File this one under “Teaching a man to fish vs. giving man a fish.” We’ve all read plenty of stories about the need to improve financial literacy. Indeed, the lack of financial literacy has been fingered as one of the primary culprits behind savings and investing woes.
We’ve also seen, especially since the White House and the DOL began a highly public crusade for a new fiduciary rule, a multitude of stories about the damage to retirement savers wrought by conflicts-of-interest. The president himself, as well as many much more qualified to say so, have said how these currently legal self-dealing transactions have cost billions in retirement savings every year.
Here’s an idea, though, that hasn’t got nearly as much press—what if the two issues—financial literacy and the fiduciary standard—are linked. A spokesman for AARP recently said the public “generally assumes that all advisers currently have a fiduciary-type standard and are already acting in their best interest” (see “Exclusive Interview: AARP’s David Certner says of DOL’s Proposed Fiduciary Rule: ‘Disclosure Alone Not Enough’,” FiduciaryNews.com, June 16, 2015).

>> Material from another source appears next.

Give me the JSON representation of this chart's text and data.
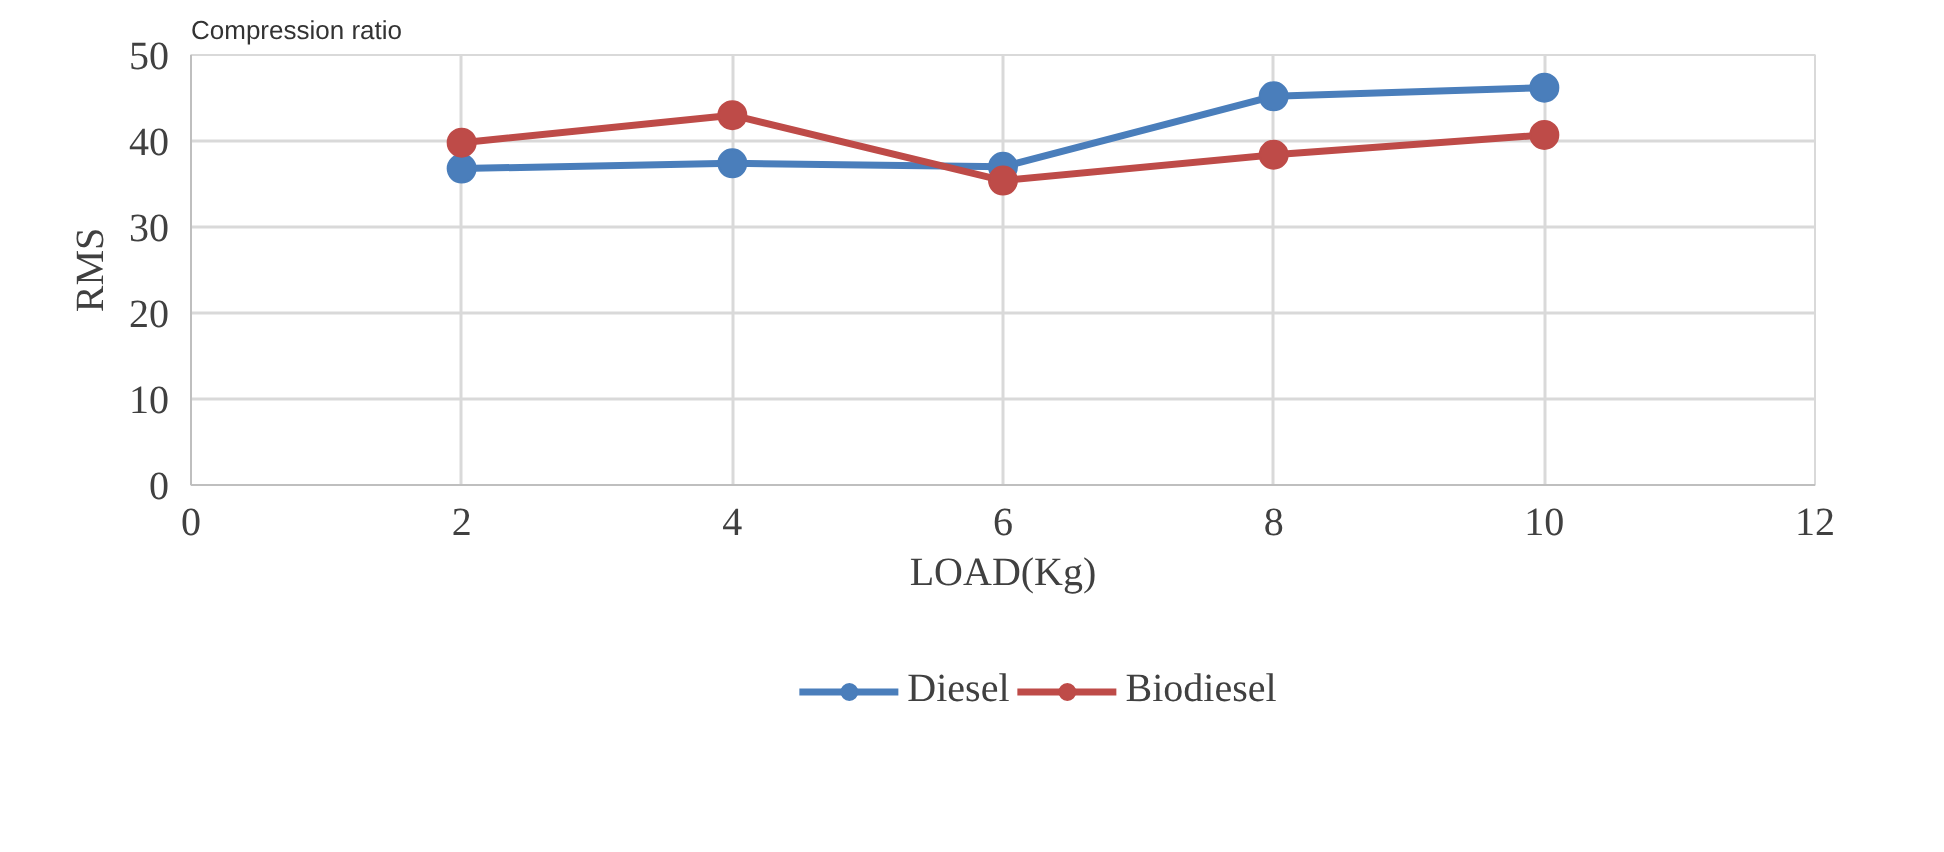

If the public already believes all advisors operate under a fiduciary standard, does regulators making it so even matter? What, then, does this tell you of the primacy of the fiduciary standard vs. financial literacy?
Clearly, if the public knew the truth—that some “advisors” are under no legal obligation to act in their clients’ bests interest—do you think we’d have as many non-fiduciary “advisors” are we currently have?
If the entire investing public had this minimum financial literacy, there would be no need for regulators to regulate this issue —the market would take care of it all by itself.
The question, then, is “How?” “When?” and “Where?” to improve financial literacy. The answer lies in what I’ll call “The Three Ms” —Math, Money, and Morality.
Math: It goes without saying the fundamental basis of all aspects of financial literacy begins with math. I’m not talking about your fancy calculus or really cool matrix algebra. I’m speaking of rudimentary math—the kind found in elementary school speed tests and multiplication tables.
For all I’m concerned with, for most citizens, we can stop teaching math at the associative and commutative laws (and even learning those might be overkill). OK, I’m not actually saying to “stop” teaching math—rather, I’m saying to do the ol’ lather-rinse-repeat routine.
That means designing lessons that continually repeat the need to practice and, ultimately, know basic math operations. This would be, as it is today, a series of elementary school lessons that are repeated through the remainder of the secondary school education.